RI Briefing, Nov. 16: Pensions guru Ambactsheer: sustainable investing can buck headwinds capitalism

RI’s regular round-up of responsible investing news

Keith Ambachtsheer, Director of the Rotman International Centre for Pension Management at the University of Toronto, delivered the annual Fair Pensions lecture at the UK House of Commons yesterday. His topic was: Wealth across Generations: Can Pension Funds Shape the Future of Capitalism? “It is within our reach to move capitalism in a direction that is more wealth-creating, more sustainable, less crisis-prone, and more legitimate than the ‘headwinds’ capitalism we have today,” he argued, citing the example of the concentrated responsible equity portfolio run by Dutch pension fund giant PGGM.
Link to speech

CalPERS, the largest pension fund in the US, has approved new guidelines calling on investee companies to disclose their political contributions on a yearly basis, according to a Bloomberg report. It said the governing board of the $227.5bn California Public Employees’ Retirement System was responding to a call from California Treasurer Bill Locker. Fellow California fund CalSTRS enacted a similar rule earlier this month.

Anti-corruption group Transparency International will announce the winner of its global Integrity Awards at a ceremony hosted by the International Anti-Corruption Academy (IACA) on November 24 as part of the 11th European Partners Against Corruption (EPAC/EACN) Annual Professional Conference. Link

Islamic finance assets could double to $1.8trn (€1.3trn) by 2016, according to research from Deutsche Bank, cited by Reuters. “The Islamic credit market may represent a more feasible and shorter-term reality for the corporate space than for the sovereign space,” said the report, led by Deutsche Bank analyst Ryan Ayache.

The Inter-American Development Bank has released the first survey about environmental, social and corporate governance sustainability of banks in Latin America and the Caribbean. It showed that 98% of the 55 financial institutions surveyed have policies to combat money laundering and 93% have policies on fight bribery and corruption. Yet only 62% incorporate environmental and social standards and just 36% have initiatives to reduce direct greenhouse emissions.

The Invest in Med programme has issued a report looking at how socially responsible investment might be encouraged in Mediterranean countries:
Link to report*Risk analysis firm Maplecroft* has launched a new country-level ESG (environmental, social and governance) evaluation tool to provide “instant analysis” for investors. The ESG Atlas and Risk Calculator has been developed to allow investors to undertake their own evaluation of country-level ESG risks to suit risk appetites, investment screening and other criteria. It allows users to choose across ESG issues from 47 risk indices to create country scorecards and a bespoke global ESG dashboard.

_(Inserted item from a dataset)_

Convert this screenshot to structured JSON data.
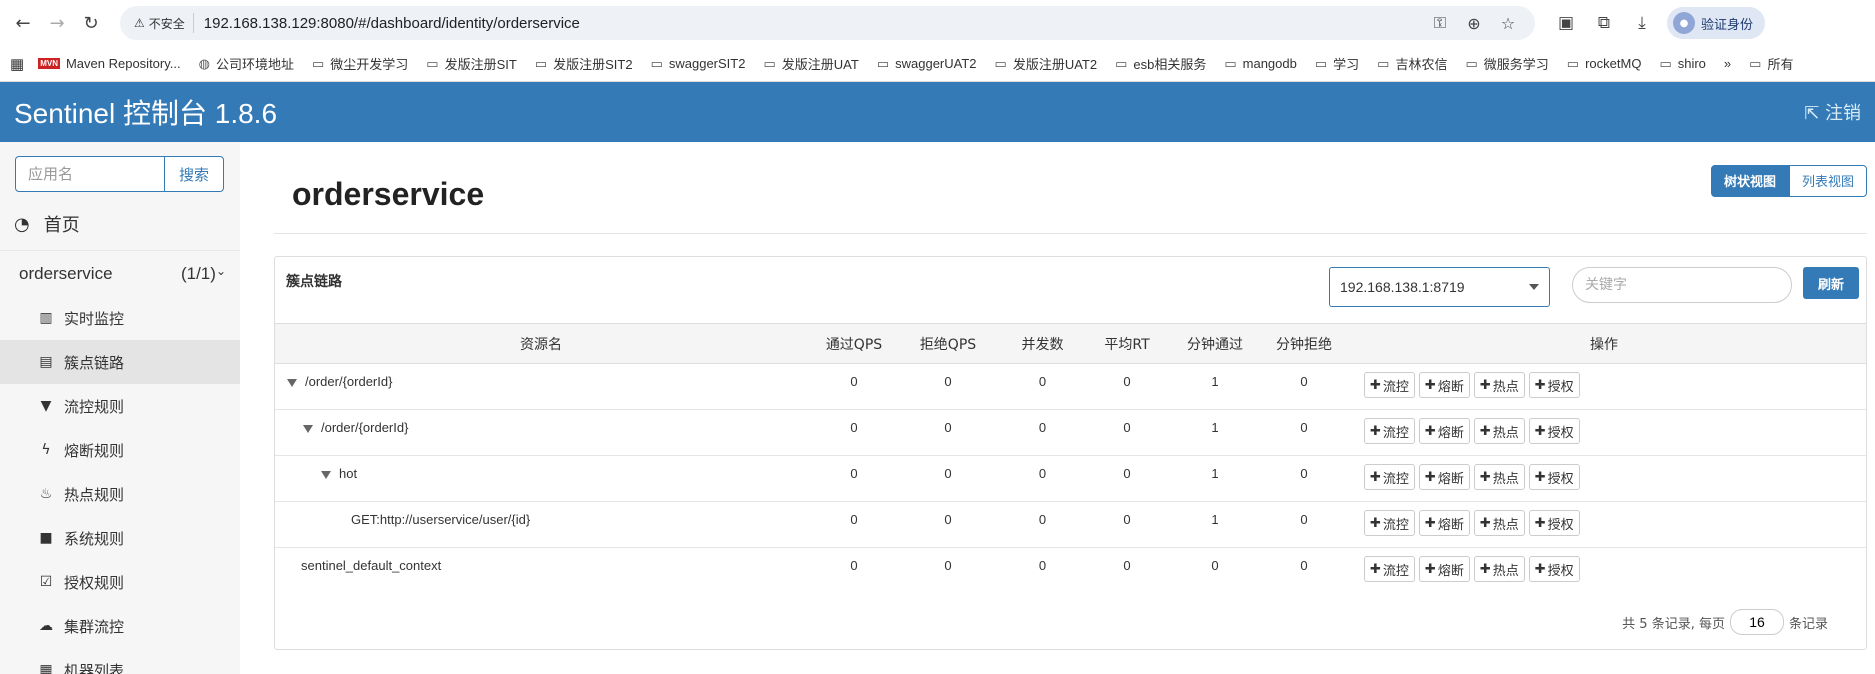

Oxford University’s Gordon Clark has published a paper – Fiduciary duty, statute, and pension fund governance: the search for a shared conception of sustainable investment – in which he argues that fiduciary duty is a “chimera”. “At worst,” Clark writes, “fiduciary duty remains as a trump card for those that would wish to protect their own interests in the face of obvious demands for profound change in the nature of investment practice.”

The International Integrated Reporting Committee has changed its name to the International Integrated Reporting Council. The IIRC says it plans to launch a Global Stakeholder Forum in 2012 – with membership open to all organizations that support the IIRC’s work. It also said that Leslie Ferrar (Treasurer, Household of the Prince of Wales and the Duchess of Cornwall) and Christy Wood (Chair of the International Corporate Governance Network) have been appointed as Deputy Chairmen. Announcement

Social Finance, the UK non-profit social investment organisation, has launched a pilot Investor Advisory Service. The is led by John Kingston, the former chair of the Association of Charitable Foundations and will initially work with charitable trusts and foundations and private banks to identify where these organisations and individuals would benefit from support to engage with social investment. Social Finance also plans to launch a practical guide to social investment for charitable trusts and foundations early next year.

UNEP FI in collaboration with the Global Footprint Network, the international sustainability think tank, is to investigate the linkages between ecological risk and country-level risk in sovereign bonds. Its aim is to develop a methodology to explore how credit rating agencies, investors and financial information providers could integrate ecological data into bond models.